James Avery, MD, senior medical director at Visiting Nurse Service of New York hospice, has worked with countless cancer patients and has developed a seven-step program to help physicians break bad news and give patients and caregivers what they need to plan, to prepare. Part of his process is to explicitly ask, “How much do you want to know? Do you want to know everything?”

Schapira says there are parameters in oncology. “If somebody is really in denial, you better respect that denial. That person honestly cannot deal with the information.”
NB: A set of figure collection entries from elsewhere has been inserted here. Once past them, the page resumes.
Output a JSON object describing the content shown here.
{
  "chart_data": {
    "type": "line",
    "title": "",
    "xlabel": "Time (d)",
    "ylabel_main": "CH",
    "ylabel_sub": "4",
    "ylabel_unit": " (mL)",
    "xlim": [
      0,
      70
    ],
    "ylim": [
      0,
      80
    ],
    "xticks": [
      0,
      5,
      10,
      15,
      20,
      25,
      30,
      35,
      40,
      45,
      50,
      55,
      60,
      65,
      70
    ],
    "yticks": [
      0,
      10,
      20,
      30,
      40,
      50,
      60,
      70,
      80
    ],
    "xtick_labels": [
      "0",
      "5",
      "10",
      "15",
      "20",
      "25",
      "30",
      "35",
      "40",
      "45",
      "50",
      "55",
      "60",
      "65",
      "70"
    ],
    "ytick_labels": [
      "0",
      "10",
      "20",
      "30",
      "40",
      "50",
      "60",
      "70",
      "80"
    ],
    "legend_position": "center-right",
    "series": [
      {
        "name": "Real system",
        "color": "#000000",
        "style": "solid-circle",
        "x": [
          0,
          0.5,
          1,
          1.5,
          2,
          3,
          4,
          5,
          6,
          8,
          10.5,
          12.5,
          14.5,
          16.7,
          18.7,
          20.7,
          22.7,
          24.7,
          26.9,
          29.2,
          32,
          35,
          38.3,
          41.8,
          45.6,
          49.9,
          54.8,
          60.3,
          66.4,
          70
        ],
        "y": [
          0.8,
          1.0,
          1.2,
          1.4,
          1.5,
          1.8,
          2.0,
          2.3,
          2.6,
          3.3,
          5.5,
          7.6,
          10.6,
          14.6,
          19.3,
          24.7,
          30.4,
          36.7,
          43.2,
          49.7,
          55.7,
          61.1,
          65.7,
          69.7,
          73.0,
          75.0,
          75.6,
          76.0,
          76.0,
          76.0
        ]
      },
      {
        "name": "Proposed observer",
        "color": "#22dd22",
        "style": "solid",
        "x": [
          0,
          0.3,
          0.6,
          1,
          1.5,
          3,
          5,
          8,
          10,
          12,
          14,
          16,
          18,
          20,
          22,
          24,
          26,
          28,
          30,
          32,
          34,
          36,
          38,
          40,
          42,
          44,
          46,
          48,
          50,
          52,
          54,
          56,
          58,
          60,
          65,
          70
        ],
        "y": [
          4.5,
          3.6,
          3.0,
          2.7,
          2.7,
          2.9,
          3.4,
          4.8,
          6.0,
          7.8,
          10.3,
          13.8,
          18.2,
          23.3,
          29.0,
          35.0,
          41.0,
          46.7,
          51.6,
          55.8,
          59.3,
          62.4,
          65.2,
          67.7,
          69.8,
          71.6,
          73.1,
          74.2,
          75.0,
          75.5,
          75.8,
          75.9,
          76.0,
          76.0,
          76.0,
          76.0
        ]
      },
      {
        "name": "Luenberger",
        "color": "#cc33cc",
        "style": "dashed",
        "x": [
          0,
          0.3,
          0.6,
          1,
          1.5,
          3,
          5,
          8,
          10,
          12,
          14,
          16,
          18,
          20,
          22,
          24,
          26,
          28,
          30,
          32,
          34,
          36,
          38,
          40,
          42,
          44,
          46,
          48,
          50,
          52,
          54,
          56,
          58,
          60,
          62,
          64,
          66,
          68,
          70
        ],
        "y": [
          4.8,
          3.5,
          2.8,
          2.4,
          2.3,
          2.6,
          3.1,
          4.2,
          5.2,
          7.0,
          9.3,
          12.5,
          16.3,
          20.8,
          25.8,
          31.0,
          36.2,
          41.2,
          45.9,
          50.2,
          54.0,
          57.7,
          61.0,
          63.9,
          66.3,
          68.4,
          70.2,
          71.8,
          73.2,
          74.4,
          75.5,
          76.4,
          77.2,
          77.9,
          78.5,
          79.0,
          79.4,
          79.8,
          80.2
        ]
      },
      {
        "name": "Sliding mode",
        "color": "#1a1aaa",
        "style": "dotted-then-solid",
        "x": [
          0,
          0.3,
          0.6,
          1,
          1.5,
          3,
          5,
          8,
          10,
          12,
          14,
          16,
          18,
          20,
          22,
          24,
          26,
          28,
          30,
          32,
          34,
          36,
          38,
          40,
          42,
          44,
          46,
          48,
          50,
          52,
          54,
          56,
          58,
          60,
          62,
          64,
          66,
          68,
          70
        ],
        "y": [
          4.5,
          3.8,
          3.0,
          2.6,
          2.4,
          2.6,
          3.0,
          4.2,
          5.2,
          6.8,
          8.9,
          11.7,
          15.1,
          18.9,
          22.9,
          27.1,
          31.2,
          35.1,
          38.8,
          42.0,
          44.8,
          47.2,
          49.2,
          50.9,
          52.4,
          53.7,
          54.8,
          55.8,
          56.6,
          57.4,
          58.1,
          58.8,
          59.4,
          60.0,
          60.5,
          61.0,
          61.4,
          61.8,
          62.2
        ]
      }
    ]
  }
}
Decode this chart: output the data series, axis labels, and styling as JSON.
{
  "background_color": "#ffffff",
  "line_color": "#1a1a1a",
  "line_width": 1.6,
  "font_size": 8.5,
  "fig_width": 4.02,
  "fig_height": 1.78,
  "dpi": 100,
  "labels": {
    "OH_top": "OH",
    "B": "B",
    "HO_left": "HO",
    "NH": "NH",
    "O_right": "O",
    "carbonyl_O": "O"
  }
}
Most patients, however, are not in denial, she says. “They choose to defer accepting that they know something, or they downplay it, or they don’t want to let you know they know. We can gently—gently—chip away at that. They may be terrified or extraordinarily sad, but with a good approach, a good constant presence, they will come around. And they are relieved. Relieved that they don’t have to bear it alone.”

Don Fisher and Susan Duffy were never alone; they had a supportive family and a close community who helped them right up to her death on Valentine’s Day 2002.

“Did she know she was dying? I still don’t know,” her still grieving husband says. “But she was a very happy person. We had no regrets.”